New Delhi: Standard defense mechanisms such as masks, sanitisation and physical distancing will work to contain the new coronavirus strain. The new coronavirus strain has been detected in six people who came from the UK. Scientists said Tuesday that the existing precautionary measures are sufficient and assured that the mutant is not clinically more severe. They said there is no need to worry for the new strain if the prevalent methods are followed properly.
Anurag Agrawal, director of New Delhi’s CSIR-Institute of Genomics and Integrative Biology (IGIB) said there is nothing to be worried about. “Staying cautious and following good practices should be sufficient (to tackle the variant),” Agrawal said. He also said that the UK, where the variant was identified first, has not reported any clinical indication of the variant being more severe.
Virologist Upasana Ray agreed with the assessment that there is no cause for alarm because there is nothing to prove that the variant is more deadly. The senior scientist at CSIR-IICB, Kolkata, went a step further and said, “It has been said the transmission rate is more. However, for that also there is no laboratory based evidence.””
Ray also noted that a check on travel has already been suggested and said tests have been recommended for anyone entering India from the UK.
“The most important step required is implementing the basic precautions like using masks (that many people have stopped using) social distancing etc. A watch on the variant is also important to monitor its transmission and pathogenicity,” Ray said.
Rakesh Mishra, director of Hyderabad’s CSIR-Centre for Cellular and Microbiology added that there is no surprise to find the new variant of the virus in some of the samples tested in India. According to him, large-scale testing is required, and people need not worry too much about the new strain.
“It (new strain of COVID-19) is just fresh, otherwise it is the same virus and not much of an issue. Same symptoms, mortality, everything is the same… we just have to take precautions,” Mishra stated.
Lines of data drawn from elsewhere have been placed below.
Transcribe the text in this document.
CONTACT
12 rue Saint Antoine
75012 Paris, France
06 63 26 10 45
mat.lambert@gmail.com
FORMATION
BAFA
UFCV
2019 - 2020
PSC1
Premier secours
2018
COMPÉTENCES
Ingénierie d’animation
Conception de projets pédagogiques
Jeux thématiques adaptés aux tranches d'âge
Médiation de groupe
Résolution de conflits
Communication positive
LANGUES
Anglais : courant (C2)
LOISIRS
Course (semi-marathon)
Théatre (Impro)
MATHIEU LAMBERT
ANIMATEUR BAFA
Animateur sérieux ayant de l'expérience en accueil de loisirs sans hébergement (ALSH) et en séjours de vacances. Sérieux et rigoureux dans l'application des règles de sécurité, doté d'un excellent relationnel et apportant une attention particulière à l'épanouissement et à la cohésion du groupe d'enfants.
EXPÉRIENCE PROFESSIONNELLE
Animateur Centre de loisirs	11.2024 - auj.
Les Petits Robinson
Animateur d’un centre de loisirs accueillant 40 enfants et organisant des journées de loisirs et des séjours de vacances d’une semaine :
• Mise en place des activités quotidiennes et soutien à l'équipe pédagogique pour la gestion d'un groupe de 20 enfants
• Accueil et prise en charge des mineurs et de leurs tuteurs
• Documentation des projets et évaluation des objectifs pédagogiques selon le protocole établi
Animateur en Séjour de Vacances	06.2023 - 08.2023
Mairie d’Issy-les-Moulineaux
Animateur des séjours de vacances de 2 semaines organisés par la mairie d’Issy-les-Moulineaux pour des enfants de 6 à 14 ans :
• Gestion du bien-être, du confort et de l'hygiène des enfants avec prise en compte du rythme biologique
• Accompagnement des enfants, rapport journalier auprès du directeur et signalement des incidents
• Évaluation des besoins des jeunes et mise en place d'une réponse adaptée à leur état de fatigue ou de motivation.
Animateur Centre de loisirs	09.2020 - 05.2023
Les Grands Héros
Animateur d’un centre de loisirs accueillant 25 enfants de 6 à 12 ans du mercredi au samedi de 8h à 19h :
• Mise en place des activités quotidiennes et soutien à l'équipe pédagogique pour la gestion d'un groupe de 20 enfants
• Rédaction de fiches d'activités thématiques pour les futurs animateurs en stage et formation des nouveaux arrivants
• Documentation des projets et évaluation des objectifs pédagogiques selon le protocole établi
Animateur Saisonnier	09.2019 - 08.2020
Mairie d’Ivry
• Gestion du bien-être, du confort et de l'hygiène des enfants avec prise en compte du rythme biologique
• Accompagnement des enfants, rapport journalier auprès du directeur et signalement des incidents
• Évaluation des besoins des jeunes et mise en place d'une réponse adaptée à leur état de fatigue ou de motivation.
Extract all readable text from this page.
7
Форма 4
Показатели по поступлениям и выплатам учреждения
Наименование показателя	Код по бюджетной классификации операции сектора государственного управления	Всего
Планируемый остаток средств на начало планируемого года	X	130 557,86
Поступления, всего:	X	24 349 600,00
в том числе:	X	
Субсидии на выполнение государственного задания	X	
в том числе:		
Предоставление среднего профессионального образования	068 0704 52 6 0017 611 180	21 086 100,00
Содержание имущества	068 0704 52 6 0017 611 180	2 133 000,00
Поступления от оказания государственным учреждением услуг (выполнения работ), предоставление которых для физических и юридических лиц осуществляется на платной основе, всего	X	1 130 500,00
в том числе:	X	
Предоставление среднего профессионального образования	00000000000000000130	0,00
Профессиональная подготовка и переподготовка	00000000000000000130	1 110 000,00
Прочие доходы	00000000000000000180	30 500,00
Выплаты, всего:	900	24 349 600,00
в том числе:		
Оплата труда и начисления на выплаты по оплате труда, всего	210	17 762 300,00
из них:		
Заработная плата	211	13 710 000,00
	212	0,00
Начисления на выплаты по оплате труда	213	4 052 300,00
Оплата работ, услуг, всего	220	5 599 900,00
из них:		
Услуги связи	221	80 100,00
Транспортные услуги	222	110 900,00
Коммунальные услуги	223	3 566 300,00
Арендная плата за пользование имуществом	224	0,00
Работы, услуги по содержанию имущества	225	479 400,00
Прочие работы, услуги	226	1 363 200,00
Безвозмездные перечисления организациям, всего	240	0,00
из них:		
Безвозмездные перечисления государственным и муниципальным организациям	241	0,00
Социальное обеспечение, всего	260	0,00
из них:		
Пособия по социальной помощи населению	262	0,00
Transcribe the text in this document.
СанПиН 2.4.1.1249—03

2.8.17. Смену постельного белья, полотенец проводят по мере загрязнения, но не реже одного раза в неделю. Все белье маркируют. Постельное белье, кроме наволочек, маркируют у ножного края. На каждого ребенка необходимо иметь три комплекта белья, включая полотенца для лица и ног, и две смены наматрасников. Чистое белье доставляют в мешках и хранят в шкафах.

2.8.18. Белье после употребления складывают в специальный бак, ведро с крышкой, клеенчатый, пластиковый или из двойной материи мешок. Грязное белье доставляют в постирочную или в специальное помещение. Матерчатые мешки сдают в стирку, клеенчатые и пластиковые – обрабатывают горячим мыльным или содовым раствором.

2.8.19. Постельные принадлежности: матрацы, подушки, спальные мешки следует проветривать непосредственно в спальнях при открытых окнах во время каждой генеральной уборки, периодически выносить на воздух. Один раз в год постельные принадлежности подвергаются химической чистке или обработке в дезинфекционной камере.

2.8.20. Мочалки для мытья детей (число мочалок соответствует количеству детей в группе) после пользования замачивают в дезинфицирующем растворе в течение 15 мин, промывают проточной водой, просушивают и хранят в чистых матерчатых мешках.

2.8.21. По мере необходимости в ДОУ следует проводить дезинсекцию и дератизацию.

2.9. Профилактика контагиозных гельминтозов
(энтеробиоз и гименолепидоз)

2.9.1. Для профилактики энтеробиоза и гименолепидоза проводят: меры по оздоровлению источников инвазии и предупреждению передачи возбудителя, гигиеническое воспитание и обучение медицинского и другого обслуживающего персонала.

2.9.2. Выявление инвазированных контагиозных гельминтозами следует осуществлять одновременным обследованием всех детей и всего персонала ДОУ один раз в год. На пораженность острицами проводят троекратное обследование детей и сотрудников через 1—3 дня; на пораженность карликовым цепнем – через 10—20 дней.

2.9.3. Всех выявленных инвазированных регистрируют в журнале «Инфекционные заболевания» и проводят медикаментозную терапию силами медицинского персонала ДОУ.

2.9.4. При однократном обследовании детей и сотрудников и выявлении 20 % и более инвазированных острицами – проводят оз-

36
Though the new variant is more transmissible, it has not shown to cause more severe infection compared to other mutants, agreed Divya Tej Sowpati, a scientist at CSIR-CCMB. “Please note that though more transmissible, this strain is not shown to be clinically more severe. Also, the same defences work to contain the UK strain too – masks, sanitisation, and social distancing,” Sowpati tweeted Tuesday.
Immunologist Satyajit Rath said the variant is likely to be a cause for concern in terms of policy responses to COVID-19, but not in terms of individual risk of serious illness.
“However, the basis for this concern remains somewhat circumstantial at this point, since it is based on the correlation between the increasing prominence of this variant with growing case numbers in southern England over the past few weeks. More direct evidence, if any, is still awaited,” Rath from New Delhi’s National Institute of Immunology (NII) said.